We are mindful of the limitations of these results. Our goal here was to investigate PA nanoparticle quantification for the particular situation²⁸ of topically applied nanoparticles using PAT, so the conclusions are restricted to this scenario. The specific values of, e.g., the minimum detectible nanoparticle concentration, will also be particular to the experimental parameters used, such as the laser power and transducer sensitivity and the nanoparticle (i.e., JNP). In addition, an underlying assumption is that $\mathrm{\Gamma }$ does not change with JNP concentration, which is reasonable as PA increases linearly with JNP concentration. It is unlikely for $\mathrm{\Gamma }$ to change within the linear range or at low JNP concentration, but it is possible at high JNP concentration $\mathrm{\Gamma }$ may not remain constant, and contribute to the rate of PA signal flattening. Nevertheless, the results do indicate that topical nanoparticle quantification should be feasible with a sensitivity and accuracy that would be relevant to clinical applications, such as porphysome contrast-enhanced endoscopy.
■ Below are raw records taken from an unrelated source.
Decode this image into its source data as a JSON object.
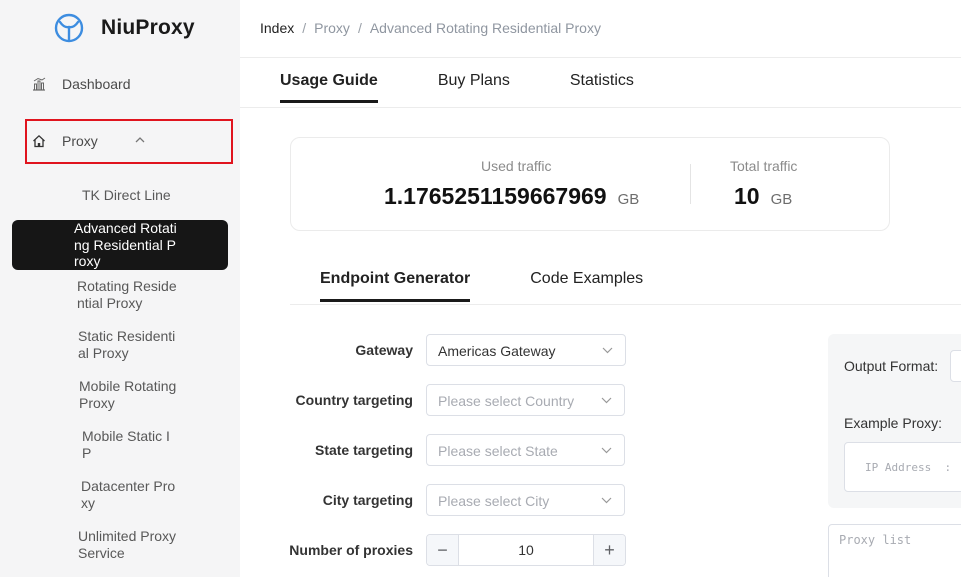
{
  "brand": {
    "name": "NiuProxy",
    "color": "#3d8de0"
  },
  "sidebar": {
    "dashboard_label": "Dashboard",
    "proxy_label": "Proxy",
    "items": [
      "TK Direct Line",
      "Advanced Rotating Residential Proxy",
      "Rotating Residential Proxy",
      "Static Residential Proxy",
      "Mobile Rotating Proxy",
      "Mobile Static IP",
      "Datacenter Proxy",
      "Unlimited Proxy Service"
    ],
    "active_index": 1
  },
  "breadcrumb": [
    "Index",
    "Proxy",
    "Advanced Rotating Residential Proxy"
  ],
  "breadcrumb_separator": "/",
  "tabs": [
    "Usage Guide",
    "Buy Plans",
    "Statistics"
  ],
  "traffic": {
    "used_label": "Used traffic",
    "used_value": "1.1765251159667969",
    "used_unit": "GB",
    "total_label": "Total traffic",
    "total_value": "10",
    "total_unit": "GB"
  },
  "subtabs": [
    "Endpoint Generator",
    "Code Examples"
  ],
  "form": {
    "gateway_label": "Gateway",
    "gateway_value": "Americas Gateway",
    "country_label": "Country targeting",
    "country_placeholder": "Please select Country",
    "state_label": "State targeting",
    "state_placeholder": "Please select State",
    "city_label": "City targeting",
    "city_placeholder": "Please select City",
    "count_label": "Number of proxies",
    "count_value": "10",
    "minus": "−",
    "plus": "+"
  },
  "output": {
    "format_label": "Output Format:",
    "example_label": "Example Proxy:",
    "example_text": "IP Address  :",
    "proxy_list_placeholder": "Proxy list"
  }
}
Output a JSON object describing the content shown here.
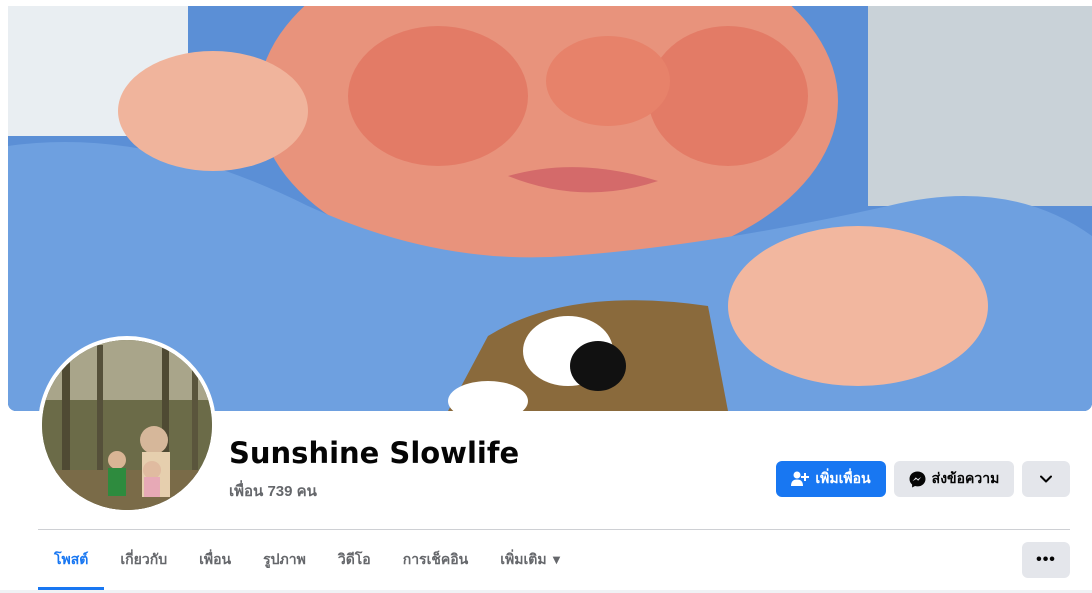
{
  "profile": {
    "name": "Sunshine Slowlife",
    "friends": "เพื่อน 739 คน"
  },
  "actions": {
    "add_friend_label": "เพิ่มเพื่อน",
    "message_label": "ส่งข้อความ"
  },
  "tabs": [
    {
      "label": "โพสต์",
      "active": true
    },
    {
      "label": "เกี่ยวกับ"
    },
    {
      "label": "เพื่อน"
    },
    {
      "label": "รูปภาพ"
    },
    {
      "label": "วิดีโอ"
    },
    {
      "label": "การเช็คอิน"
    },
    {
      "label": "เพิ่มเติม",
      "has_dropdown": true
    }
  ],
  "icons": {
    "add_friend": "person-add-icon",
    "messenger": "messenger-icon",
    "more_actions": "chevron-down-icon",
    "tabs_more": "ellipsis-icon"
  },
  "colors": {
    "accent": "#1877f2",
    "secondary_button": "#e4e6eb",
    "muted_text": "#65676b"
  }
}
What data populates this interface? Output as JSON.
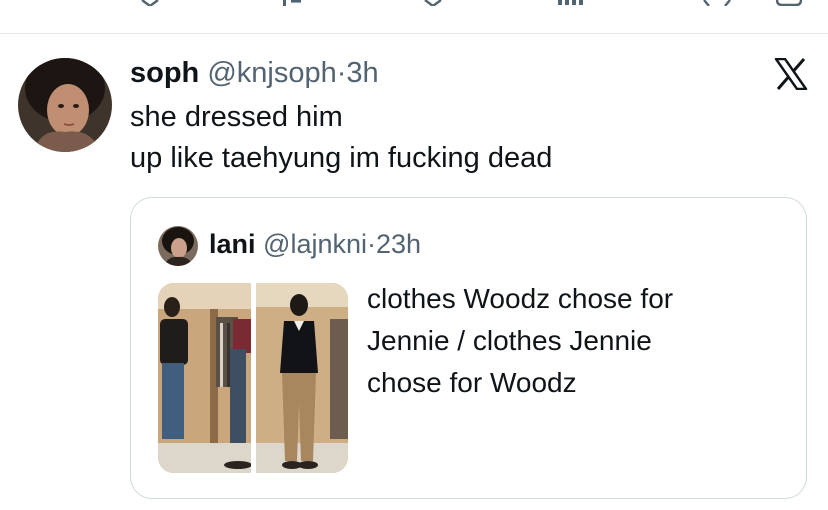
{
  "post": {
    "author_name": "soph",
    "author_handle": "@knjsoph",
    "separator": "·",
    "time": "3h",
    "text_lines": [
      "she dressed him",
      "up like taehyung im fucking dead"
    ]
  },
  "quoted_post": {
    "author_name": "lani",
    "author_handle": "@lajnkni",
    "separator": "·",
    "time": "23h",
    "text_lines": [
      "clothes Woodz chose for",
      "Jennie / clothes Jennie",
      "chose for Woodz"
    ]
  },
  "icons": {
    "top_row": [
      "retweet-icon",
      "stats-icon",
      "download-icon",
      "views-icon",
      "close-icon",
      "bookmark-icon"
    ],
    "logo": "x-logo-icon"
  },
  "colors": {
    "text_primary": "#0f1419",
    "text_secondary": "#536471",
    "border": "#cfd9de",
    "divider": "#e1e6ea"
  }
}
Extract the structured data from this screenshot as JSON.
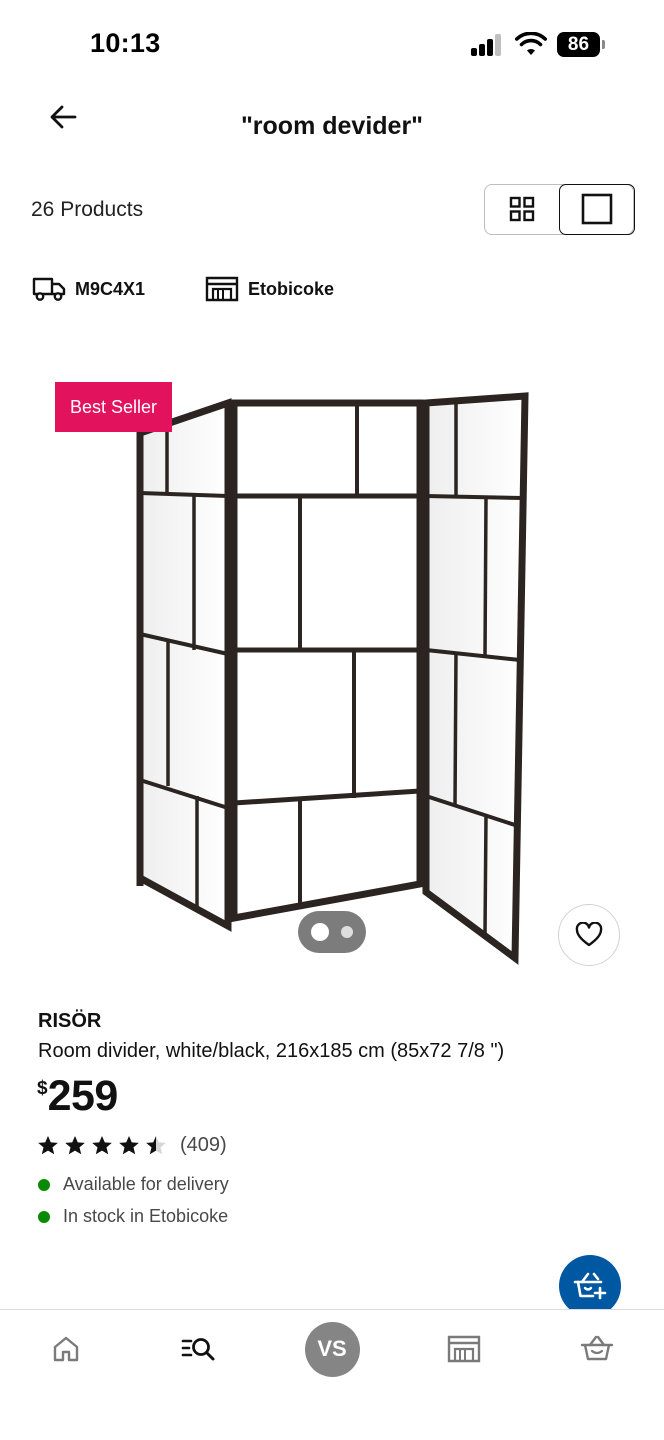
{
  "status_bar": {
    "time": "10:13",
    "battery": "86"
  },
  "header": {
    "title": "\"room devider\""
  },
  "toolbar": {
    "product_count": "26 Products",
    "view_mode": "single"
  },
  "location": {
    "postal_code": "M9C4X1",
    "store": "Etobicoke"
  },
  "product": {
    "badge": "Best Seller",
    "name": "RISÖR",
    "description": "Room divider, white/black, 216x185 cm (85x72 7/8 \")",
    "currency": "$",
    "price": "259",
    "rating": 4.5,
    "rating_max": 5,
    "review_count": "(409)",
    "availability": [
      "Available for delivery",
      "In stock in Etobicoke"
    ],
    "image_count": 2,
    "active_image": 1
  },
  "bottom_nav": {
    "avatar_initials": "VS"
  },
  "colors": {
    "badge": "#e3125c",
    "brand_blue": "#0058a3",
    "in_stock": "#0a8a00",
    "avatar_bg": "#858585"
  }
}
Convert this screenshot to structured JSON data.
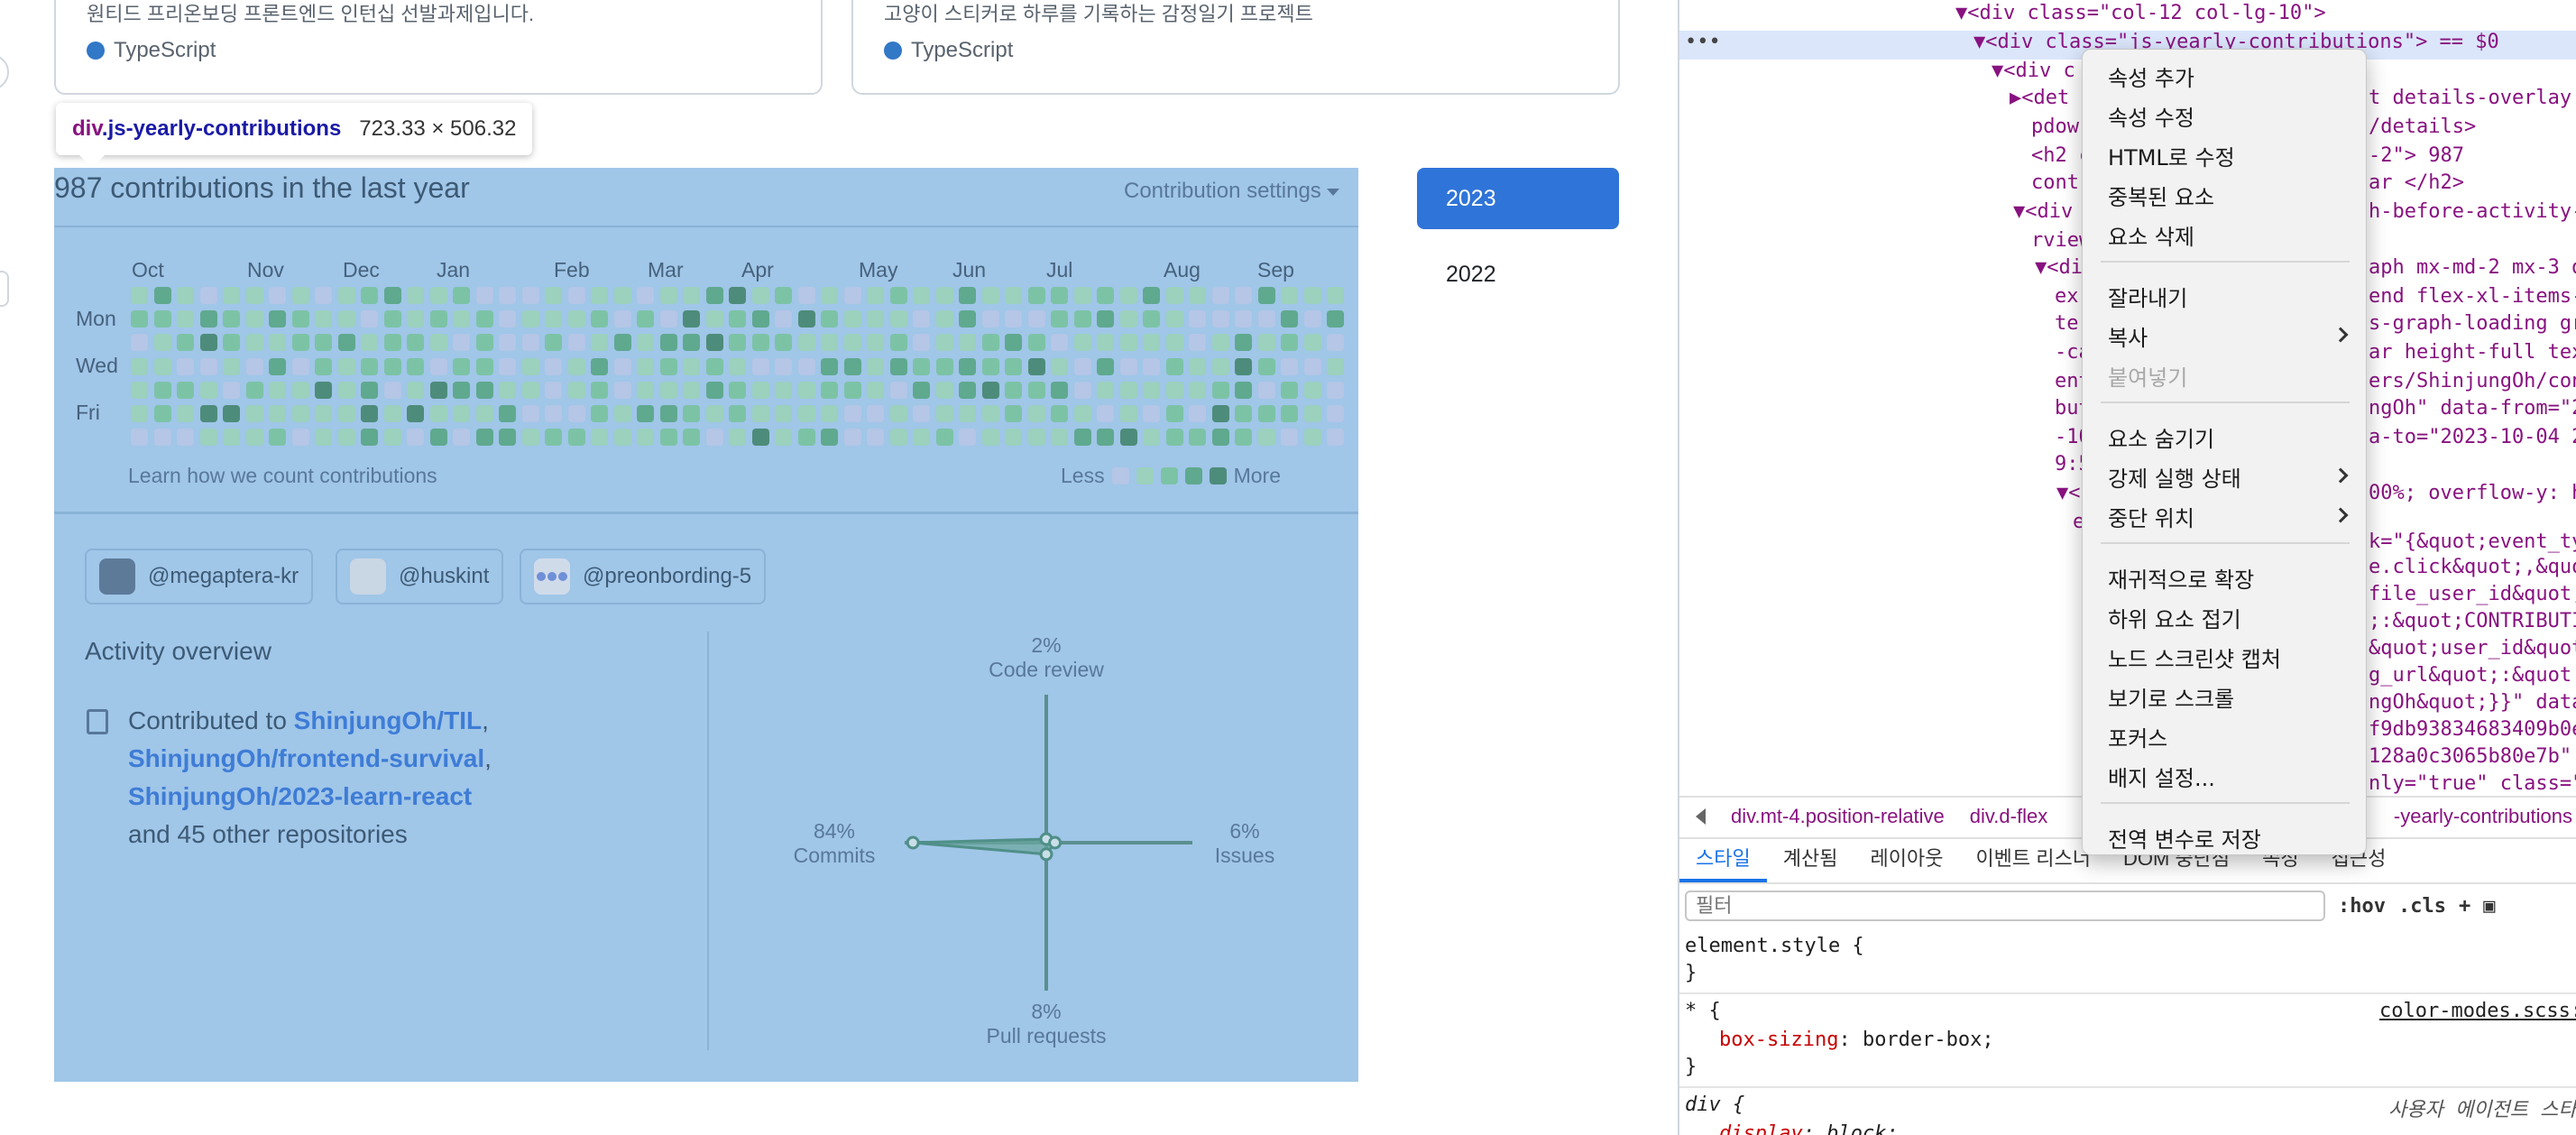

In conclusion, PAT can quantify surface-localized JNPs. Our results enable quantification of the porphysome areal density, and the quantifiable range is determined by the required accuracy. At $\pm 34\%$ error on medium-$a^{\prime }$ tissue, the quantifiable areal concentration is in the range of $17\mathrm{fmol}/{\mathrm{mm}}^2$ to $11\mathrm{pmol}/{\mathrm{mm}}^2$, which should be sufficient for clinical applications, such as biomarker-based diagnosis, or guiding subsequent ablative therapies, such as porphysome-enhanced photothermal therapy.⁹ In correcting the measured signal for the effects of backscattered light from the tissue, we need to know the tissue optical properties, which can be measured from the diffuse reflectance. For endoscopic applications, one can then envisage ways to integrate both PAI and diffuse reflectance measurements in the same probe.